The block form is worth using when you want to stream the combinations instead of storing them all at once, which can reduce memory pressure and make the code easier to hook into a processing pipeline. Testing is one of the most common applications of this pattern because you can generate every test configuration without building a large result array up front.

Practical example: test combinations

browsers = [:chrome, :firefox, :safari]
oses = [:windows, :macos, :linux]
versions = [100, 101, 102]

test_cases = browsers.product(oses, versions)
# Generate 27 test case combinations for automated testing

This is a classic testing pattern because the method makes it easy to build a full matrix of inputs. Once the combinations exist, the test runner can loop over them or feed them into parameterized checks without any extra hand-written nesting.

Creating a Grid

rows = 3
cols = 4

grid = (1..rows).to_a.product((1..cols).to_a)
# => [[1,1], [1,2], [1,3], [1,4], [2,1], ... [3,4]]

The grid example shows that product is not limited to small lookup tables — it also works well with ranges turned into arrays, making it a useful building block for coordinate pairs, layout calculations, and any problem that needs to enumerate every combination of two or more independent dimensions. When the result set grows large, the performance considerations below become especially important to keep in mind.

Performance Notes

  • The number of combinations grows exponentially: array1.size * array2.size * ...
  • For large arrays, this can create massive result sets
  • Use .each with blocks for memory-efficient iteration over combinations

These notes are the reason the method should be used deliberately. The output size is easy to calculate, but it can still surprise you if the inputs grow. Thinking about the size up front helps keep a convenient helper from turning into a heavy computation.

Practical Notes

product is useful when the problem is really about combinations rather than simple iteration. Test matrices, configuration grids, and catalog-style option lists are all good fits because the method makes every pairing explicit. That can save a lot of nested loop code and make the intended result much easier to review.

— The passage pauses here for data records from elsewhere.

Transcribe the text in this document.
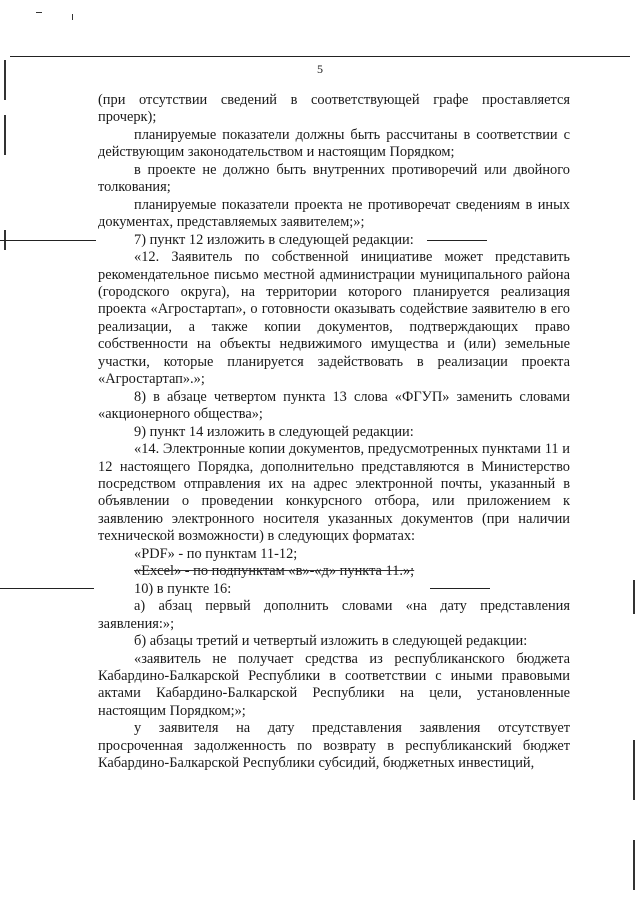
5

(при отсутствии сведений в соответствующей графе проставляется прочерк);

планируемые показатели должны быть рассчитаны в соответствии с действующим законодательством и настоящим Порядком;

в проекте не должно быть внутренних противоречий или двойного толкования;

планируемые показатели проекта не противоречат сведениям в иных документах, представляемых заявителем;»;

7) пункт 12 изложить в следующей редакции:

«12. Заявитель по собственной инициативе может представить рекомендательное письмо местной администрации муниципального района (городского округа), на территории которого планируется реализация проекта «Агростартап», о готовности оказывать содействие заявителю в его реализации, а также копии документов, подтверждающих право собственности на объекты недвижимого имущества и (или) земельные участки, которые планируется задействовать в реализации проекта «Агростартап».»;

8) в абзаце четвертом пункта 13 слова «ФГУП» заменить словами «акционерного общества»;

9) пункт 14 изложить в следующей редакции:

«14. Электронные копии документов, предусмотренных пунктами 11 и 12 настоящего Порядка, дополнительно представляются в Министерство посредством отправления их на адрес электронной почты, указанный в объявлении о проведении конкурсного отбора, или приложением к заявлению электронного носителя указанных документов (при наличии технической возможности) в следующих форматах:

«PDF» - по пунктам 11-12;

«Excel» - по подпунктам «в»-«д» пункта 11.»;

10) в пункте 16:

а) абзац первый дополнить словами «на дату представления заявления:»;

б) абзацы третий и четвертый изложить в следующей редакции:

«заявитель не получает средства из республиканского бюджета Кабардино-Балкарской Республики в соответствии с иными правовыми актами Кабардино-Балкарской Республики на цели, установленные настоящим Порядком;»;

у заявителя на дату представления заявления отсутствует просроченная задолженность по возврату в республиканский бюджет Кабардино-Балкарской Республики субсидий, бюджетных инвестиций,
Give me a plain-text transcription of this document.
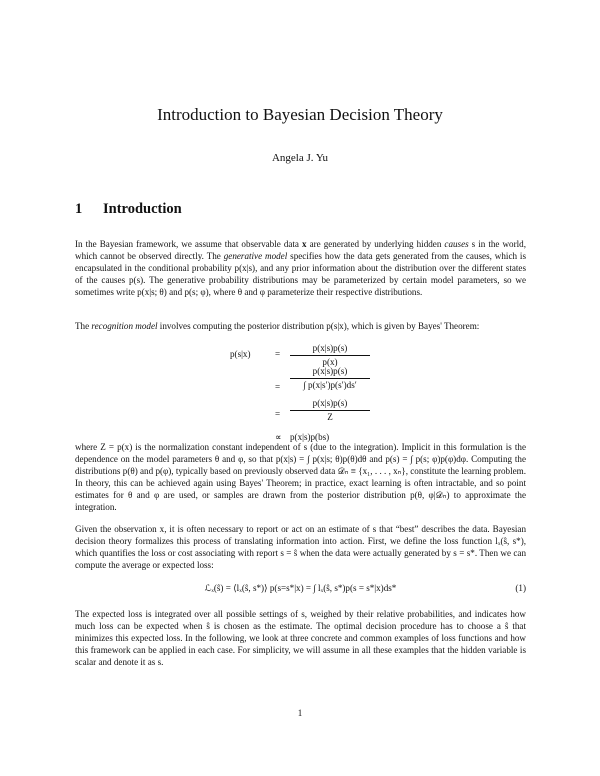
Introduction to Bayesian Decision Theory
Angela J. Yu
1 Introduction
In the Bayesian framework, we assume that observable data x are generated by underlying hidden causes s in the world, which cannot be observed directly. The generative model specifies how the data gets generated from the causes, which is encapsulated in the conditional probability p(x|s), and any prior information about the distribution over the different states of the causes p(s). The generative probability distributions may be parameterized by certain model parameters, so we sometimes write p(x|s; θ) and p(s; φ), where θ and φ parameterize their respective distributions.
The recognition model involves computing the posterior distribution p(s|x), which is given by Bayes' Theorem:
p(s|x)	=
p(x|s)p(s)
p(x)
=
p(x|s)p(s)
∫ p(x|s′)p(s′)ds′
=
p(x|s)p(s)
Z
∝ p(x|s)p(bs)
where Z = p(x) is the normalization constant independent of s (due to the integration). Implicit in this formulation is the dependence on the model parameters θ and φ, so that p(x|s) = ∫ p(x|s; θ)p(θ)dθ and p(s) = ∫ p(s; φ)p(φ)dφ. Computing the distributions p(θ) and p(φ), typically based on previously observed data 𝒟ₙ ≡ {x₁, . . . , xₙ}, constitute the learning problem. In theory, this can be achieved again using Bayes' Theorem; in practice, exact learning is often intractable, and so point estimates for θ and φ are used, or samples are drawn from the posterior distribution p(θ, φ|𝒟ₙ) to approximate the integration.
Given the observation x, it is often necessary to report or act on an estimate of s that “best” describes the data. Bayesian decision theory formalizes this process of translating information into action. First, we define the loss function lₓ(ŝ, s*), which quantifies the loss or cost associating with report s = ŝ when the data were actually generated by s = s*. Then we can compute the average or expected loss:
ℒₓ(ŝ) = ⟨lₓ(ŝ, s*)⟩ p(s=s*|x) = ∫ lₓ(ŝ, s*)p(s = s*|x)ds*	(1)
The expected loss is integrated over all possible settings of s, weighed by their relative probabilities, and indicates how much loss can be expected when ŝ is chosen as the estimate. The optimal decision procedure has to choose a ŝ that minimizes this expected loss. In the following, we look at three concrete and common examples of loss functions and how this framework can be applied in each case. For simplicity, we will assume in all these examples that the hidden variable is scalar and denote it as s.
1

Because the number of results grows quickly, it is worth checking the size of the inputs before calling product on large collections. A small helper that estimates the result count can prevent a combinatorial blow-up in scripts that assemble many variants at once.

Gotchas

Forgetting the Result

# Common mistake: not capturing the return value
[1, 2].product([:a, :b]) { |combo| puts combo }
# => nil (block returns nil, not the combinations!)

# Fix: use the return value
result = [1, 2].product([:a, :b])
# => [[1, :a], [1, :b], [2, :a], [2, :b]]

The gotcha here is mostly about remembering that the block form is for side effects, not for collecting the result. If you need the array of combinations afterward, keep the return value instead of relying on the block output.

Empty Arrays

[1, 2].product([])
# => [] — empty array means no combinations

[].product([:a, :b])
# => [] — empty receiver means no combinations

Empty inputs are a nice example of the method being strict but unsurprising. No values means no pairings, so the empty array result is exactly what you would expect from the cartesian product definition.